Sudima’s Auckland Airport hotel became New Zealand’s first hotel to achieve Toitū net carbonzero certification in 2013 and made the switch to Toitū carbonreduce in 2022. The company is now building on this work, with rooftop solar panels further reducing the hotel’s carbon emissions. 

The hotel’s solar panels are owned and managed by a third party that Sudima pays for its energy use. This is known as a power purchase agreement (PPA) and can be a good option for businesses that want to benefit from solar without the commitment of capital investment or maintenance responsibilities. 

This case study covers Sudima’s decision to enter into a PPA, and the benefits they are getting from rooftop solar.

Project summary

Company: Sudima Hotels
Project: Power purchase agreement (PPA) for rooftop solar 
Site region: Auckland
Hardware: 125kW solar array

In 2022, Sudima Hotels entered a power purchase agreement with Sunergise to supply solar energy from the roof of its Auckland Airport hotel.  

Sunergise designed and financed the installation of solar panels on the hotel roof and provides ongoing maintenance. Sudima pays for the electricity it uses from the solar system, and any surplus is sold back to the grid by Sunergise.

  • 115,000 kWh

    energy produced each year

  • 30 %

    cheaper electricity from solar

  • 12.3 t

    carbon emissions avoided each year 

The benefits of solar

The hotel opted to install the maximum capacity of solar its roof space could support. Their 125kW solar array is modelled to provide 20% of the hotel's daytime electricity demand. In 2023, it provided just over 10% of the hotel’s total electricity needs.  

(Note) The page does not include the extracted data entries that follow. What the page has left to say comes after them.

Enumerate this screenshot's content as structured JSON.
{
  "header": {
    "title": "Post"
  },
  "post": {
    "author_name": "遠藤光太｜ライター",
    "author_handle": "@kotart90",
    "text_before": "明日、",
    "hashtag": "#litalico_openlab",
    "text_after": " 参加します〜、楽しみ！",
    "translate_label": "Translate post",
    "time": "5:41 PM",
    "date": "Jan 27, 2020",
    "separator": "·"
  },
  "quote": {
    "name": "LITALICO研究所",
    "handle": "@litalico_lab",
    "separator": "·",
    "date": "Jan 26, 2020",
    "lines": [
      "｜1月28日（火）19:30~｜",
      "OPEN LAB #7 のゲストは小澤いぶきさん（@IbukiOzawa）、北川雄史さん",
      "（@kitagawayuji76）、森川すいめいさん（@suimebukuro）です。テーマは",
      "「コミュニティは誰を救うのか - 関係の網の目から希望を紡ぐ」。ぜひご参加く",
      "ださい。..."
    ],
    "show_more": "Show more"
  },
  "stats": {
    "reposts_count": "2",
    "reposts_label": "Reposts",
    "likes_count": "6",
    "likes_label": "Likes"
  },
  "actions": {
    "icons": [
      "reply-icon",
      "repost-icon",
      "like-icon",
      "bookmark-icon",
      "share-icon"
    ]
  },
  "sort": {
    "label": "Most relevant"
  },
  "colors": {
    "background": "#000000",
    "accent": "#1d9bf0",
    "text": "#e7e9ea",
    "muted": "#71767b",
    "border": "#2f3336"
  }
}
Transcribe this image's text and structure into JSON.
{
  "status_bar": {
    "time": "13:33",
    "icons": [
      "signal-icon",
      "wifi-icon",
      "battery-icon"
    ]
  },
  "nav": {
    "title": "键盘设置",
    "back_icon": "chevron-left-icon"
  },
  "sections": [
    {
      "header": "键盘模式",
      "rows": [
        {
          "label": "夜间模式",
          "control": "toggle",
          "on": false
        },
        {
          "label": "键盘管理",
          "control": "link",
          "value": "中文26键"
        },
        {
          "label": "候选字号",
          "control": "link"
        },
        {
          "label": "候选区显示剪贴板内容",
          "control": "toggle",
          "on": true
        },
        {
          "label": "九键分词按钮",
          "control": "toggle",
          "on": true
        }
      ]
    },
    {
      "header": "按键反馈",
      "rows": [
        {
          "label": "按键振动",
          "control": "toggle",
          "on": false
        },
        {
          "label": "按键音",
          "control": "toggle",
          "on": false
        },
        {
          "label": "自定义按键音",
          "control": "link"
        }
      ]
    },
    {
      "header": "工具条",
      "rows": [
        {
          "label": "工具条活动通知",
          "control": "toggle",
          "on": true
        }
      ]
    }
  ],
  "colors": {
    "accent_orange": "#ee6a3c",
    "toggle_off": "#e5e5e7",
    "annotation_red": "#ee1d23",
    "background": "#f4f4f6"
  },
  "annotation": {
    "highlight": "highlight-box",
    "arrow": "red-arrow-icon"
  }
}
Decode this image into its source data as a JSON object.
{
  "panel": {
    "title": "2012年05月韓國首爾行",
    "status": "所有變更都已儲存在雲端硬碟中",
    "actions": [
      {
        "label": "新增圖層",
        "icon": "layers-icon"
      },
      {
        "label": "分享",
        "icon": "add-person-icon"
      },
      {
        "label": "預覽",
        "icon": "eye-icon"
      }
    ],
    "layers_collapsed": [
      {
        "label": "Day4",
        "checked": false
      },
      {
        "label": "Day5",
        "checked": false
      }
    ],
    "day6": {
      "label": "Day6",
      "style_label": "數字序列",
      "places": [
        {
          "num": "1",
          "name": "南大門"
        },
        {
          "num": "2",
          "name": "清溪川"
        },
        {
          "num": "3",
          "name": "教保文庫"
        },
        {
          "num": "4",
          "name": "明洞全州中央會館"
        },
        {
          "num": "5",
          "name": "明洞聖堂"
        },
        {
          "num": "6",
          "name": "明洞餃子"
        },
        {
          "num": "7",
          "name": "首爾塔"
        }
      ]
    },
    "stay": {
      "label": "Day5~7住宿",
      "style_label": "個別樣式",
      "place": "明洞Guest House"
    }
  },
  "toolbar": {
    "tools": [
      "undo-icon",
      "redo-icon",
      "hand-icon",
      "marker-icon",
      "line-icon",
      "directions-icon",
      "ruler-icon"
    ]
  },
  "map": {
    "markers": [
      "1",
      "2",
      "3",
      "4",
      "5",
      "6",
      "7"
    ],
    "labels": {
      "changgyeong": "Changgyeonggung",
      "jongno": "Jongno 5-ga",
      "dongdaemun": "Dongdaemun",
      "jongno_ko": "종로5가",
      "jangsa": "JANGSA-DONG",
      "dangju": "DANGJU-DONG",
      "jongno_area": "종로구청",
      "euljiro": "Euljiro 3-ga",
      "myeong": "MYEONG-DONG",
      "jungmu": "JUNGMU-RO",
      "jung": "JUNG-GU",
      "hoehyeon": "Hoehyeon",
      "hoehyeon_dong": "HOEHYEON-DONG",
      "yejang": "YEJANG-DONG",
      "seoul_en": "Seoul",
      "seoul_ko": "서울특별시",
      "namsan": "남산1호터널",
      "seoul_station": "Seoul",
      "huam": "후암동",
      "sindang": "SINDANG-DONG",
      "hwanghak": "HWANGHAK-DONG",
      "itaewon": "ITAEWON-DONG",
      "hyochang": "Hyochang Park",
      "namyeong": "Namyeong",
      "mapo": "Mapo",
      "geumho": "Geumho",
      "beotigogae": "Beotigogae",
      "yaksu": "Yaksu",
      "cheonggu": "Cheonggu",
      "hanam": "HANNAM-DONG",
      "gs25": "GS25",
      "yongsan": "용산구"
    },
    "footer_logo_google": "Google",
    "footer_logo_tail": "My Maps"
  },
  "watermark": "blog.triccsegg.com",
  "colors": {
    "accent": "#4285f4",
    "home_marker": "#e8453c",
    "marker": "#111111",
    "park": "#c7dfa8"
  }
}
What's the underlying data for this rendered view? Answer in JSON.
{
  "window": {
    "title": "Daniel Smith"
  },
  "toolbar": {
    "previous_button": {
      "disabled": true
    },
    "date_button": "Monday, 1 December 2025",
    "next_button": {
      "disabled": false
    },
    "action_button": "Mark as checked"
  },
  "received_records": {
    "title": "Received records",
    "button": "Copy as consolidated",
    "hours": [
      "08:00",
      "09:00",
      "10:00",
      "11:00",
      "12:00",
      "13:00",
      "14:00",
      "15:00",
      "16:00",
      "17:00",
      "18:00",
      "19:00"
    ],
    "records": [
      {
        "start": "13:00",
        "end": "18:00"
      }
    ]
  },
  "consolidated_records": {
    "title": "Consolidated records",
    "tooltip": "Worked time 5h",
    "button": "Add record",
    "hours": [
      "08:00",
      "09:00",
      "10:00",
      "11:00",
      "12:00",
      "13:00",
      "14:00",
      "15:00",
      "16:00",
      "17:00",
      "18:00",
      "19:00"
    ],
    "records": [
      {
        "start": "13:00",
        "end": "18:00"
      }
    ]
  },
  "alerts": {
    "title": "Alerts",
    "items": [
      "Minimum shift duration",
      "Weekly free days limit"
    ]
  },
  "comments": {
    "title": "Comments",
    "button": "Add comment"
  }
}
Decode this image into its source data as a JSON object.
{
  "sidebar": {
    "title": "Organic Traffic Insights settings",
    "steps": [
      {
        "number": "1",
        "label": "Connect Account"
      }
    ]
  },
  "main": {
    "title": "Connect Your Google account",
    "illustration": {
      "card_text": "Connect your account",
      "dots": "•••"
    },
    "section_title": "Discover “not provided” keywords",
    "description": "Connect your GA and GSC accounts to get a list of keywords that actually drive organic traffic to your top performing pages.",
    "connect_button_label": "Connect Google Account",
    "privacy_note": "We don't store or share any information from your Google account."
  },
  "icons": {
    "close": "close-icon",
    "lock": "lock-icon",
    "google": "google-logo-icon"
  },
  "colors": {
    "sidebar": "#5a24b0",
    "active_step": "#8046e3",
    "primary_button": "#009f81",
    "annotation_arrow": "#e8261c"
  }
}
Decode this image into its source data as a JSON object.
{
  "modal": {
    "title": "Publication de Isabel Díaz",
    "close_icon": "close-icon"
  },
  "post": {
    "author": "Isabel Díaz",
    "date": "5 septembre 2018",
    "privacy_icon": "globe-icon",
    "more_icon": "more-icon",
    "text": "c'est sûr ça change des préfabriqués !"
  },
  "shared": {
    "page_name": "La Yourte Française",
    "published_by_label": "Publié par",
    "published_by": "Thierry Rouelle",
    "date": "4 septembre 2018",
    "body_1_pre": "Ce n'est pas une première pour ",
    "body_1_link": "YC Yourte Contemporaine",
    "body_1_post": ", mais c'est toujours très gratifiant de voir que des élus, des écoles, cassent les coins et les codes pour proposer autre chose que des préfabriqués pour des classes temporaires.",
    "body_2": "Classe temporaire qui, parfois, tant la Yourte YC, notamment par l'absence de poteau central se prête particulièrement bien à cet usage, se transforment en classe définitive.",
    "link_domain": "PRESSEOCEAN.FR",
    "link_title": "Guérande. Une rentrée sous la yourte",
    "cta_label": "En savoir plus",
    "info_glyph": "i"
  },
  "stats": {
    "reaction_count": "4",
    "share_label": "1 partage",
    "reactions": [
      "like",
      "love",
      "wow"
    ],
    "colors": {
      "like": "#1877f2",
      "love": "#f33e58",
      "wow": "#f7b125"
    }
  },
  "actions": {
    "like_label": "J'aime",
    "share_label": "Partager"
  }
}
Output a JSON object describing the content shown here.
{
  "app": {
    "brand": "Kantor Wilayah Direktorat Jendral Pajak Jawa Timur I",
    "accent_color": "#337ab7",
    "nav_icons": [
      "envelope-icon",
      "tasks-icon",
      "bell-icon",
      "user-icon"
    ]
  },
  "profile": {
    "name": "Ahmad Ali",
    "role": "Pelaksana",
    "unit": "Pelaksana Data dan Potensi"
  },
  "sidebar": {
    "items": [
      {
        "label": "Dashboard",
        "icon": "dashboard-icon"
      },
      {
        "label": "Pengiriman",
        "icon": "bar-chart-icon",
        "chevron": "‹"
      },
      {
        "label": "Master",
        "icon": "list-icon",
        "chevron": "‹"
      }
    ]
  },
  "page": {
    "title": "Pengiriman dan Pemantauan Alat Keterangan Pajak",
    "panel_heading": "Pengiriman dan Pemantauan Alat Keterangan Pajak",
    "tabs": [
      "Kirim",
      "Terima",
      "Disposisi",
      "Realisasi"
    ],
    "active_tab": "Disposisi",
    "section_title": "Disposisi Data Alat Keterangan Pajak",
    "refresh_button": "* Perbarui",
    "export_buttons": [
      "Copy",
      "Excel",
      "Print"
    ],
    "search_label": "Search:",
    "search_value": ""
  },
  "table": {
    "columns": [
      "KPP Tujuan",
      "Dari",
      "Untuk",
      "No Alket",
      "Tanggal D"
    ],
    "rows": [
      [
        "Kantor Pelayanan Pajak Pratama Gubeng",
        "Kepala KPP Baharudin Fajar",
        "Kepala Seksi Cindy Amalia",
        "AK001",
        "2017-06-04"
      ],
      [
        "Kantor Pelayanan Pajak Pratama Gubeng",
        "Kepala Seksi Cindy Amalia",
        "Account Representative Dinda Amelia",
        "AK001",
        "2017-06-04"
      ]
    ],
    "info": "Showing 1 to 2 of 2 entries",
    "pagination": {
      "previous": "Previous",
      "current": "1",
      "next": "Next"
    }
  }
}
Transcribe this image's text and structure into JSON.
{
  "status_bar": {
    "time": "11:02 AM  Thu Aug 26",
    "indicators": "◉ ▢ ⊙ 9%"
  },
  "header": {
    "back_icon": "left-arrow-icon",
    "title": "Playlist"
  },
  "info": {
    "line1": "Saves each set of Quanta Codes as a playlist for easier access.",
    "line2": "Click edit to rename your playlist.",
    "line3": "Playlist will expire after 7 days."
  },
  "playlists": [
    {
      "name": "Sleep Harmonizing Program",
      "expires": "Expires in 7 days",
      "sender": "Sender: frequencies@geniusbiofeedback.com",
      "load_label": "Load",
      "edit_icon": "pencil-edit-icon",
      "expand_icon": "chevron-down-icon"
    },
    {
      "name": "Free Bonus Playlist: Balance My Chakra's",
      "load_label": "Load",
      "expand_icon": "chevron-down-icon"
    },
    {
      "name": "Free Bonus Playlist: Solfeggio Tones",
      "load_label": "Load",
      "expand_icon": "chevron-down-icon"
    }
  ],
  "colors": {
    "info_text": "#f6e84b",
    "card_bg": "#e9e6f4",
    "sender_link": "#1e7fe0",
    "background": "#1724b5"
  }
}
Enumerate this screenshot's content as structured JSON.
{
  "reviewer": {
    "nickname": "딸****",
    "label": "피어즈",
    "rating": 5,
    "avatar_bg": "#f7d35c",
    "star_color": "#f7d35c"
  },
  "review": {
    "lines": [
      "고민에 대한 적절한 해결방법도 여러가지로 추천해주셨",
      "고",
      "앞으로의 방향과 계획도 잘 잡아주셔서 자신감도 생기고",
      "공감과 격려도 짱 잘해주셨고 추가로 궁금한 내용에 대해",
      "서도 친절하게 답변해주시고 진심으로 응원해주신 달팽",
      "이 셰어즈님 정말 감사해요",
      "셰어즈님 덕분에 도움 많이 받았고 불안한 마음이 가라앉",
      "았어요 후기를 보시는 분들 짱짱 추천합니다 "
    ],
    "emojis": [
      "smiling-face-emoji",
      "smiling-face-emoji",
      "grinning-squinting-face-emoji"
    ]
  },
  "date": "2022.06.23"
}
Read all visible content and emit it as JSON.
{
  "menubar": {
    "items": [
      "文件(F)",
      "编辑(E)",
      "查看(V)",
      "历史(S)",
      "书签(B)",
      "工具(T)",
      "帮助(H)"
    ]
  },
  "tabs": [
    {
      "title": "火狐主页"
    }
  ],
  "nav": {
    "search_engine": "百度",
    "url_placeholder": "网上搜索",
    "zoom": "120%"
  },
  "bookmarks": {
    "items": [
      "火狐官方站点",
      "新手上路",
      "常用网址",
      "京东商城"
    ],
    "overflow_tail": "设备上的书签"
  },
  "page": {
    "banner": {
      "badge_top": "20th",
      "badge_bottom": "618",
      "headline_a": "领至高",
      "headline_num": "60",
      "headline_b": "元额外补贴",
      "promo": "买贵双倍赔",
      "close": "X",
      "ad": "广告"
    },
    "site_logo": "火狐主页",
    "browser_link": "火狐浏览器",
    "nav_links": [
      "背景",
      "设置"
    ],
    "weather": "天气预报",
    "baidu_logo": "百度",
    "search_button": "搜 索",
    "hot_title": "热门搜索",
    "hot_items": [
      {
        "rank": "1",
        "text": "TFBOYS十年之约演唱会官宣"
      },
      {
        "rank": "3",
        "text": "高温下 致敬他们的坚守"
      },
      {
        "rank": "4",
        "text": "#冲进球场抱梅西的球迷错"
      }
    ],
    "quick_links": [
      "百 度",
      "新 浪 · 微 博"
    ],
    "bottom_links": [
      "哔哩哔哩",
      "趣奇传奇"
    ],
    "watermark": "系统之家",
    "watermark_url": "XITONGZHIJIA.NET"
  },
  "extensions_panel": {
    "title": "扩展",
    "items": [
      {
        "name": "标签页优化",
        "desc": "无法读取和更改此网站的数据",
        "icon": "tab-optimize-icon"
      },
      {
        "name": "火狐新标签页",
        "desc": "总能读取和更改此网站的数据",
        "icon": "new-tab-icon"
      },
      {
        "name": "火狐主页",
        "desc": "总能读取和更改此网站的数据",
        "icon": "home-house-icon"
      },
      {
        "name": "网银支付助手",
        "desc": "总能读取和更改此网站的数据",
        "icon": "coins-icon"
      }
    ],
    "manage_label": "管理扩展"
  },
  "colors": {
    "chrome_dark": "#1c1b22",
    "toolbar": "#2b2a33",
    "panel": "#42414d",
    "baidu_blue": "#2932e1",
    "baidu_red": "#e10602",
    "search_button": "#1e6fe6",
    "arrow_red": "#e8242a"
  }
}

The electricity cost from their solar PPA is around 30% cheaper than the electricity it was purchasing from the grid. 

Electricity and gas make up around 80% of the hotel’s emissions profile. Sudima is determined to reduce emissions as much as possible, maintaining their brand as a sustainable tourism operator. Solar energy is helping reduce emissions by 12.3 tonnes each year. 

When we’re bidding for contracts for room nights, there are lots of questions around sustainability, what we’re doing and how we’re running as a business. So we find that we’re attracting more customers by being more sustainable.

Kanika Jhunjhnuwala, Chief Sustainability Officer

Outright purchase vs PPA

Outright purchase gives you full ownership of the solar system and all the energy it generates.  

With a power purchase agreement (PPA), a third party owns the system while you pay for the electricity generated, typically at a lower rate than grid prices. 

Both methods have distinct advantages, and the choice between them depends on your business’s long-term energy strategy, financial goals and risk tolerance.

Why a solar PPA works for Sudima 

Having the whole process managed from start to finish was a key deciding factor for Sudima in opting for a PPA over outright ownership of their solar panels, says Kanika Jhunjhnuwala, Chief Sustainability Officer at the hotel chain. 

The company explored a number of options, including purchasing solar outright, but settled on a power purchase agreement (PPA) with Sunergise, a solar power service company that installs, operates and manages solar power arrays in New Zealand and abroad.  

Sudima opted for this approach due to its predictable cost of electricity, cashflow considerations and ease of having the hardware installed and managed by a third party. 

 As part of the agreement, the hotel has a fixed cost for its solar-generated energy for the next 20 years – meaning this portion of its electricity use won’t be subject to volatility in the market.